Almost certainly not, especially this year with the Wolfpack’s nonconference schedule that includes Saturday’s game against FCS opponent Charleston Southern and FBS doormat UConn, to go with middle-of-the-road programs East Carolina and Texas Tech.
The only thing missing is a matchup against Bishop Sycamore.
Defending Coastal Division champion Wake Forest, which is even more of an afterthought nationally than State, has an equally unappealing slate.
At least Pitt and Miami have opportunities to catch the selection committee’s attention.
The 14th-ranked Panthers have already begun to state their case with a nationally televised win against West Virginia last Thursday and can make an even bolder statement Saturday with a home game against Tennessee.
The 16th-ranked Hurricanes also have an opportunity to make a splash next week at Texas A&M.
Those marquee matchups, however, are only an appetizer.
Even with wins, they’d still have to run the table during the main course of their schedules until their showdown on the final week of the regular season. Then they’d have to beat the champion of the more competitive Atlantic Division – presumably Clemson – before getting to enjoy the dessert of a Playoff opportunity.

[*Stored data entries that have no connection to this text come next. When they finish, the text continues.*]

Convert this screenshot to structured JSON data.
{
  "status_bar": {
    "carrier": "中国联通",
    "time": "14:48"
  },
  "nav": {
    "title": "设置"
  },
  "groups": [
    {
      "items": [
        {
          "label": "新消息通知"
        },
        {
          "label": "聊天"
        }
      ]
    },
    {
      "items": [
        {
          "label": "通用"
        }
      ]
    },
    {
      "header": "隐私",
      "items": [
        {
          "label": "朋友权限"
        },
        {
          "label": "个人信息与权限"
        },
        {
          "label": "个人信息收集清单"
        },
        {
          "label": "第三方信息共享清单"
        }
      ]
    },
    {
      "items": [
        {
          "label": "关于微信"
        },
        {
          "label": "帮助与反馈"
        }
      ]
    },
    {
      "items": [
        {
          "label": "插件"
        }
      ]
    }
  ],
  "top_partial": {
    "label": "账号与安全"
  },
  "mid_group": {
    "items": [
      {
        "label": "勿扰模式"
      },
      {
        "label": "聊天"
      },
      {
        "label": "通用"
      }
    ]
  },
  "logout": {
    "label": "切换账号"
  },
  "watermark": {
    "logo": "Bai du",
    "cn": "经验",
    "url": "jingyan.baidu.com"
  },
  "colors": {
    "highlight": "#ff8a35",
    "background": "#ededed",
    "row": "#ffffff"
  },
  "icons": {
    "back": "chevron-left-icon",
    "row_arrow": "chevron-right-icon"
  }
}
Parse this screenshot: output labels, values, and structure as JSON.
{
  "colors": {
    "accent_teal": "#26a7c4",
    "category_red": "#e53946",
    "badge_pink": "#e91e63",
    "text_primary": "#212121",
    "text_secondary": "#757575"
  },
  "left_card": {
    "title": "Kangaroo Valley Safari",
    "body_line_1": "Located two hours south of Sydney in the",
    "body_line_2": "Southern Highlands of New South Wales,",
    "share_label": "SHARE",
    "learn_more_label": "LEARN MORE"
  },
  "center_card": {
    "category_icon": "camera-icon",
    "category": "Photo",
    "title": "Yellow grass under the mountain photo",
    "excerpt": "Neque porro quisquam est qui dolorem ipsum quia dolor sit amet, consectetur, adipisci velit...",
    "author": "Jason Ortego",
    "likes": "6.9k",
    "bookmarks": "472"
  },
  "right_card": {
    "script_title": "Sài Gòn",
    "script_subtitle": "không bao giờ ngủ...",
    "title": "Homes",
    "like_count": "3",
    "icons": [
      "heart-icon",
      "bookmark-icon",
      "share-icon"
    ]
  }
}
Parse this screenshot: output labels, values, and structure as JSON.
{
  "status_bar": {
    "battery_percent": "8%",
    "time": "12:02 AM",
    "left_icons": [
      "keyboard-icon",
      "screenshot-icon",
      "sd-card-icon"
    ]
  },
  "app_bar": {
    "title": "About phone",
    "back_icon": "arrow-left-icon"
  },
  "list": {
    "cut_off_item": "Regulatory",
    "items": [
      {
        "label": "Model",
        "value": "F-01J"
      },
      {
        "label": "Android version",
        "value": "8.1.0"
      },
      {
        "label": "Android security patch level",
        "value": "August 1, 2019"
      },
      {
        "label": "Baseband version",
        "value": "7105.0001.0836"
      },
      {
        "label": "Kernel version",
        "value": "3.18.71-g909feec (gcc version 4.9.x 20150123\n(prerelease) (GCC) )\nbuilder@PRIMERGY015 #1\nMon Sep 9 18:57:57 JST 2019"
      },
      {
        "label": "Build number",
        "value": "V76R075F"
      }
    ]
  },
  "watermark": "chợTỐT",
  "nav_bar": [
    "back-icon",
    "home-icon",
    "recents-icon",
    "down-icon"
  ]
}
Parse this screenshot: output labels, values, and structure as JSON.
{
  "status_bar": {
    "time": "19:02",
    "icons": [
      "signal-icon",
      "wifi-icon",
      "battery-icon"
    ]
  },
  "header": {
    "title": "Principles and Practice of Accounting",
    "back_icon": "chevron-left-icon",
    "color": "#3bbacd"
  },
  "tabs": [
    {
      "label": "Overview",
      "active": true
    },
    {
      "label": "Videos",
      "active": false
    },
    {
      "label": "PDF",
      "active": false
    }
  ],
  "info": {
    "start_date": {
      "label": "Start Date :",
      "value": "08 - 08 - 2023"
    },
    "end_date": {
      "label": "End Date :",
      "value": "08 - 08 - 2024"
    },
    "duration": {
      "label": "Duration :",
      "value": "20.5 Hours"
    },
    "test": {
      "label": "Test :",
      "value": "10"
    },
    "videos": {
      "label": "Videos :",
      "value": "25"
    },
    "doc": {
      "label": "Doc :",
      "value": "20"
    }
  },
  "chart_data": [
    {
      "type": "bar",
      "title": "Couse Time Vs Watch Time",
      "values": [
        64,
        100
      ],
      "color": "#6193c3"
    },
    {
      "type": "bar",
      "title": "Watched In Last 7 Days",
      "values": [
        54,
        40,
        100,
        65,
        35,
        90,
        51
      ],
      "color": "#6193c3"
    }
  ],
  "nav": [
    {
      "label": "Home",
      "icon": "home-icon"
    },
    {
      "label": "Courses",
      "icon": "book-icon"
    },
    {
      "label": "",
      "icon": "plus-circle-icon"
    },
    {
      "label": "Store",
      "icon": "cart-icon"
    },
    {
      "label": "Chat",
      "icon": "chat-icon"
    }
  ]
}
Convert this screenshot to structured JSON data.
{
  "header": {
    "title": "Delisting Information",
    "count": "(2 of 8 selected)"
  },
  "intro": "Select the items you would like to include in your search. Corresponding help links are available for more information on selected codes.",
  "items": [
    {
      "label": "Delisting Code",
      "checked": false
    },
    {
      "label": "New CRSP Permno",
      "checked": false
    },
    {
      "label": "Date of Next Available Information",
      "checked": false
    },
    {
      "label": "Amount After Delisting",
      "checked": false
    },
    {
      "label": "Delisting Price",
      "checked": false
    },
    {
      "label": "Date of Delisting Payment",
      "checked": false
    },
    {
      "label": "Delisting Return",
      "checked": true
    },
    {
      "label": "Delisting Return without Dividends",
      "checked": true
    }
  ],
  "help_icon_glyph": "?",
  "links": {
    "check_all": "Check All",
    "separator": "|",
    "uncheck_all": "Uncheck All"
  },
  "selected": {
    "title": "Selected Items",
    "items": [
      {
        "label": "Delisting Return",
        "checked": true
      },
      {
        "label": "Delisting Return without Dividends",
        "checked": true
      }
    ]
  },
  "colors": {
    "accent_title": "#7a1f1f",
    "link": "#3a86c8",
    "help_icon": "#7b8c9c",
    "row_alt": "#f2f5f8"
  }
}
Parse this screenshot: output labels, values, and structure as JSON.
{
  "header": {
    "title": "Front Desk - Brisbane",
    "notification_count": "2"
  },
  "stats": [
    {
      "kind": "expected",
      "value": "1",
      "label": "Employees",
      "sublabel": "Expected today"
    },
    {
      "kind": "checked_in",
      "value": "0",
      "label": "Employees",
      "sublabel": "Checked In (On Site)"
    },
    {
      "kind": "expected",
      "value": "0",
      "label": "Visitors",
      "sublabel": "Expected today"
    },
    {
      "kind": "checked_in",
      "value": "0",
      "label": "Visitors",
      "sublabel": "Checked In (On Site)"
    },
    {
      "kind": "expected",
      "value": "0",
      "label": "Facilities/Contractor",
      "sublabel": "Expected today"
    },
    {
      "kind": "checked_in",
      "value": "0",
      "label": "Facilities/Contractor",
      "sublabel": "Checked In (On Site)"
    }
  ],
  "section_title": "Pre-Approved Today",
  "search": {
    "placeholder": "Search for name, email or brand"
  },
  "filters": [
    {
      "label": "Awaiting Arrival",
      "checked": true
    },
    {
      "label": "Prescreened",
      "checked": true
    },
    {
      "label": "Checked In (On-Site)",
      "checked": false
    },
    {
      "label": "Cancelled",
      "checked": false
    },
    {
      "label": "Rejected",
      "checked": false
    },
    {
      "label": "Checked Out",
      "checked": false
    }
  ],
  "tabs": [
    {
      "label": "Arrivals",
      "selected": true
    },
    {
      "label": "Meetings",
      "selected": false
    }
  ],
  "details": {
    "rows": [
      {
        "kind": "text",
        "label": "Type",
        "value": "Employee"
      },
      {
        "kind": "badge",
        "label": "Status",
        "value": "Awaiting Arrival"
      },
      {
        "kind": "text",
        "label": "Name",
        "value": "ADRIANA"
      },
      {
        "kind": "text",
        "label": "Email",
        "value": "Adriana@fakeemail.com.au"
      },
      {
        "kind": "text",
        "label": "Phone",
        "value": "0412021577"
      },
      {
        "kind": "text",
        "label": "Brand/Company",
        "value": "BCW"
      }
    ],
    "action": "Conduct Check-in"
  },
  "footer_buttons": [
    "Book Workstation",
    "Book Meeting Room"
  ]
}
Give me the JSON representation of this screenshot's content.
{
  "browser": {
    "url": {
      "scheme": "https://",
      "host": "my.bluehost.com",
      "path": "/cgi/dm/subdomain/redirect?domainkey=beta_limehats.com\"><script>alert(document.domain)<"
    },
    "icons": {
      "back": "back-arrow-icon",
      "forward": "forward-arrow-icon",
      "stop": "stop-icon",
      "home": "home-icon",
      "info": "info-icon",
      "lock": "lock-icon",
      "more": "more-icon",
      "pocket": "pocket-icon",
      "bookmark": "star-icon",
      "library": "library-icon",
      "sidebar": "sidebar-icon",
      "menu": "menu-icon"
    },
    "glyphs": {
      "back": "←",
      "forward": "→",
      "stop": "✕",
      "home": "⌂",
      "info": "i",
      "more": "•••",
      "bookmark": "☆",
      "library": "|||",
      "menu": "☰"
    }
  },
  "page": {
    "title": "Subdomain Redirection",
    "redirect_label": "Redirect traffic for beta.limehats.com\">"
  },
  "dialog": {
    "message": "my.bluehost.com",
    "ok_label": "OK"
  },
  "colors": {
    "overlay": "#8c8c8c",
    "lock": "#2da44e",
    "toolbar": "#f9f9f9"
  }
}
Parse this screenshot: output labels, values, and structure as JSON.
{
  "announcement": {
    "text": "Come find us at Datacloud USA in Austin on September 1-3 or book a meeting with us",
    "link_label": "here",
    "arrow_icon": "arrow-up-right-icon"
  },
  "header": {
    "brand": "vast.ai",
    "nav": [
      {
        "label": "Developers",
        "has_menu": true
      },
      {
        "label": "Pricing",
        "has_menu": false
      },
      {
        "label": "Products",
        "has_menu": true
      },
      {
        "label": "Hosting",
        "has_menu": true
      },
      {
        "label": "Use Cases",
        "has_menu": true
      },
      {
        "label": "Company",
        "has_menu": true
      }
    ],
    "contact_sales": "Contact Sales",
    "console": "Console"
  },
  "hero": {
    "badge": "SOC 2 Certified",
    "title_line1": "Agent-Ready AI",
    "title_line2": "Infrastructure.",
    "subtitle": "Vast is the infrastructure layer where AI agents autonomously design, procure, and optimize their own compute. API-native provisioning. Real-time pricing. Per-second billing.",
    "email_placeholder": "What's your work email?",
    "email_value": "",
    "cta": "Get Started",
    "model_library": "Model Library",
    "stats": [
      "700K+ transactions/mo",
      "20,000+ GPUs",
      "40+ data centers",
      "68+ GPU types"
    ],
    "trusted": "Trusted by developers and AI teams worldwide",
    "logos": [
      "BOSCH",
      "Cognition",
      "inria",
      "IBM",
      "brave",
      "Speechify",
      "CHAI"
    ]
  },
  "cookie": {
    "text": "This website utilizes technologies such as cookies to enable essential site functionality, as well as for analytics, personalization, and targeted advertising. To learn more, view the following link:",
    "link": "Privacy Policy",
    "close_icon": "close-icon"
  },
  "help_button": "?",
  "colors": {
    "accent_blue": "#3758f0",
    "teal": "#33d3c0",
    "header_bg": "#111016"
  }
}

None of this will matter in a few years, of course, once the newly expanded Playoff field grows to 12 and includes automatic bids to the top 6 rated conference champions – of which the ACC figures to be included.
“It helps everybody,” Clemson coach Dabo Swinney said last week. “If we want Playoff football, going from 4 to 12 gives everybody more opportunity.”
Even under the current less-inclusive format, there’s still at least a chance. Maybe it’s not enough of a chance to start booking reservations in either Atlanta, Phoenix or both on New Year’s weekend.
But it couldn’t hurt.
Even if things don’t work out and your team isn’t involved, you can always sublet those Airbnb accommodations to a Clemson or Alabama fan.